Authors: Mira JJ, Lorenzo S, Navarro I

OBJECTIVE: The objective of this study was to explore the theoretical relationship between the social reputation and the perceived safety of a hospital.
SUBJECTS AND METHODS: A random sample of 316 patients and 27 relatives of patients who were unable to respond themselves at four public hospitals in Madrid, Barcelona and Alicante were interviewed to establish a measure of reputation and perceived safety.

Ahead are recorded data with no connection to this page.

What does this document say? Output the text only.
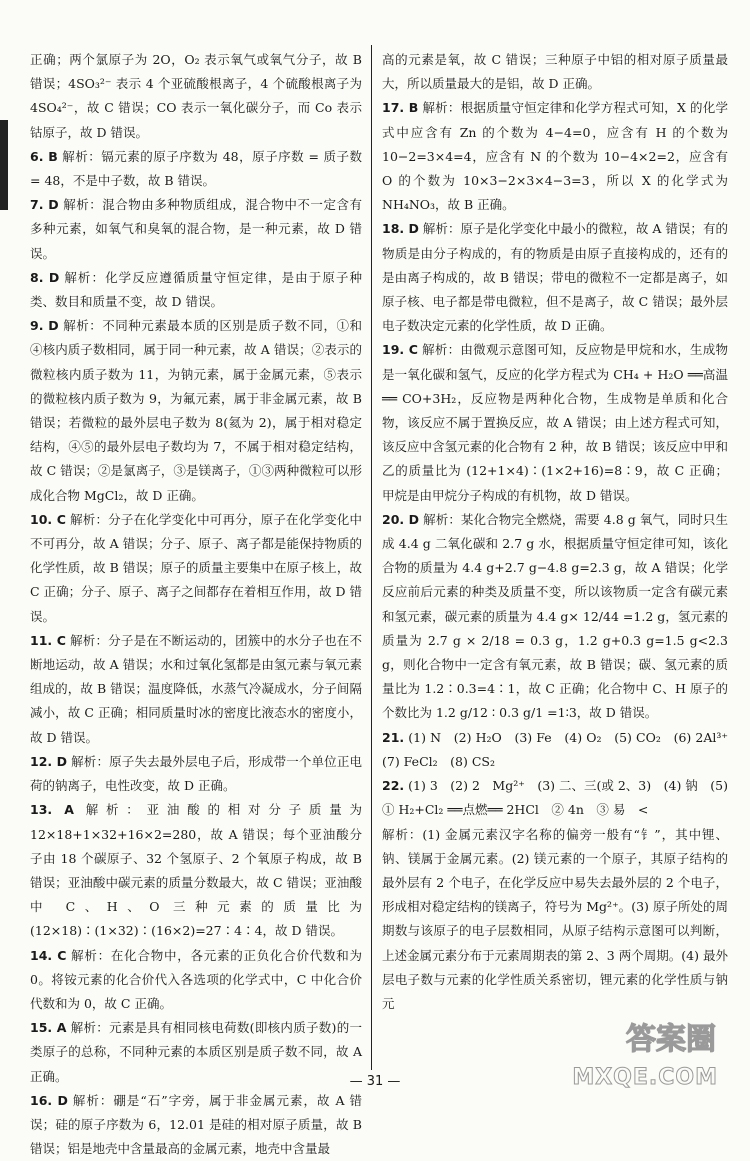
正确；两个氯原子为 2O，O₂ 表示氧气或氧气分子，故 B 错误；4SO₃²⁻ 表示 4 个亚硫酸根离子，4 个硫酸根离子为 4SO₄²⁻，故 C 错误；CO 表示一氧化碳分子，而 Co 表示钴原子，故 D 错误。

6. B 解析：镉元素的原子序数为 48，原子序数 = 质子数 = 48，不是中子数，故 B 错误。

7. D 解析：混合物由多种物质组成，混合物中不一定含有多种元素，如氧气和臭氧的混合物，是一种元素，故 D 错误。

8. D 解析：化学反应遵循质量守恒定律，是由于原子种类、数目和质量不变，故 D 错误。

9. D 解析：不同种元素最本质的区别是质子数不同，①和④核内质子数相同，属于同一种元素，故 A 错误；②表示的微粒核内质子数为 11，为钠元素，属于金属元素，⑤表示的微粒核内质子数为 9，为氟元素，属于非金属元素，故 B 错误；若微粒的最外层电子数为 8(氦为 2)，属于相对稳定结构，④⑤的最外层电子数均为 7，不属于相对稳定结构，故 C 错误；②是氯离子，③是镁离子，①③两种微粒可以形成化合物 MgCl₂，故 D 正确。

10. C 解析：分子在化学变化中可再分，原子在化学变化中不可再分，故 A 错误；分子、原子、离子都是能保持物质的化学性质，故 B 错误；原子的质量主要集中在原子核上，故 C 正确；分子、原子、离子之间都存在着相互作用，故 D 错误。

11. C 解析：分子是在不断运动的，团簇中的水分子也在不断地运动，故 A 错误；水和过氧化氢都是由氢元素与氧元素组成的，故 B 错误；温度降低，水蒸气冷凝成水，分子间隔减小，故 C 正确；相同质量时冰的密度比液态水的密度小，故 D 错误。

12. D 解析：原子失去最外层电子后，形成带一个单位正电荷的钠离子，电性改变，故 D 正确。

13. A 解析：亚油酸的相对分子质量为 12×18+1×32+16×2=280，故 A 错误；每个亚油酸分子由 18 个碳原子、32 个氢原子、2 个氧原子构成，故 B 错误；亚油酸中碳元素的质量分数最大，故 C 错误；亚油酸中 C、H、O 三种元素的质量比为 (12×18)∶(1×32)∶(16×2)=27∶4∶4，故 D 错误。

14. C 解析：在化合物中，各元素的正负化合价代数和为 0。将铵元素的化合价代入各选项的化学式中，C 中化合价代数和为 0，故 C 正确。

15. A 解析：元素是具有相同核电荷数(即核内质子数)的一类原子的总称，不同种元素的本质区别是质子数不同，故 A 正确。

16. D 解析：硼是“石”字旁，属于非金属元素，故 A 错误；硅的原子序数为 6，12.01 是硅的相对原子质量，故 B 错误；铝是地壳中含量最高的金属元素，地壳中含量最

高的元素是氧，故 C 错误；三种原子中铝的相对原子质量最大，所以质量最大的是铝，故 D 正确。

17. B 解析：根据质量守恒定律和化学方程式可知，X 的化学式中应含有 Zn 的个数为 4−4=0，应含有 H 的个数为 10−2=3×4=4，应含有 N 的个数为 10−4×2=2，应含有 O 的个数为 10×3−2×3×4−3=3，所以 X 的化学式为 NH₄NO₃，故 B 正确。

18. D 解析：原子是化学变化中最小的微粒，故 A 错误；有的物质是由分子构成的，有的物质是由原子直接构成的，还有的是由离子构成的，故 B 错误；带电的微粒不一定都是离子，如原子核、电子都是带电微粒，但不是离子，故 C 错误；最外层电子数决定元素的化学性质，故 D 正确。

19. C 解析：由微观示意图可知，反应物是甲烷和水，生成物是一氧化碳和氢气，反应的化学方程式为 CH₄ + H₂O ══高温══ CO+3H₂，反应物是两种化合物，生成物是单质和化合物，该反应不属于置换反应，故 A 错误；由上述方程式可知，该反应中含氢元素的化合物有 2 种，故 B 错误；该反应中甲和乙的质量比为 (12+1×4)∶(1×2+16)=8∶9，故 C 正确；甲烷是由甲烷分子构成的有机物，故 D 错误。

20. D 解析：某化合物完全燃烧，需要 4.8 g 氧气，同时只生成 4.4 g 二氧化碳和 2.7 g 水，根据质量守恒定律可知，该化合物的质量为 4.4 g+2.7 g−4.8 g=2.3 g，故 A 错误；化学反应前后元素的种类及质量不变，所以该物质一定含有碳元素和氢元素，碳元素的质量为 4.4 g× 12/44 =1.2 g，氢元素的质量为 2.7 g × 2/18 = 0.3 g，1.2 g+0.3 g=1.5 g<2.3 g，则化合物中一定含有氧元素，故 B 错误；碳、氢元素的质量比为 1.2∶0.3=4∶1，故 C 正确；化合物中 C、H 原子的个数比为 1.2 g/12 ∶ 0.3 g/1 =1∶3，故 D 错误。

21. (1) N　(2) H₂O　(3) Fe　(4) O₂　(5) CO₂　(6) 2Al³⁺　(7) FeCl₂　(8) CS₂

22. (1) 3　(2) 2　Mg²⁺　(3) 二、三(或 2、3)　(4) 钠　(5) ① H₂+Cl₂ ══点燃══ 2HCl　② 4n　③ 易　<

解析：(1) 金属元素汉字名称的偏旁一般有“钅”，其中锂、钠、镁属于金属元素。(2) 镁元素的一个原子，其原子结构的最外层有 2 个电子，在化学反应中易失去最外层的 2 个电子，形成相对稳定结构的镁离子，符号为 Mg²⁺。(3) 原子所处的周期数与该原子的电子层数相同，从原子结构示意图可以判断，上述金属元素分布于元素周期表的第 2、3 两个周期。(4) 最外层电子数与元素的化学性质关系密切，锂元素的化学性质与钠元

— 31 —
答案圈
MXQE.COM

RESULTS: There were no different perceptions between patients and relatives regarding hospital reputation or safety perception (p > 0.05). The perception of patients or relatives of health professionals' competence (β = 0.07, 95% CI 0.01-0.12), the perception of a positive treatment output of surgical or medical treatment (β = 0.35, 95% CI 0.22-0.49) and hospital reputation (β = 0.08, 95% CI 0.02-0.14) were directly and positively associated with their perception that the hospital was a safe clinical environment in which few clinical errors are committed.
CONCLUSIONS: The data suggested that the social reputation of these hospitals and the perceptions of patients or relatives of patient safety were indeed correlated. Future research should assess whether efforts to enhance hospital reputation, by improving patients' perceptions of clinical safety, may contribute to reducing the frequency of litigation cases.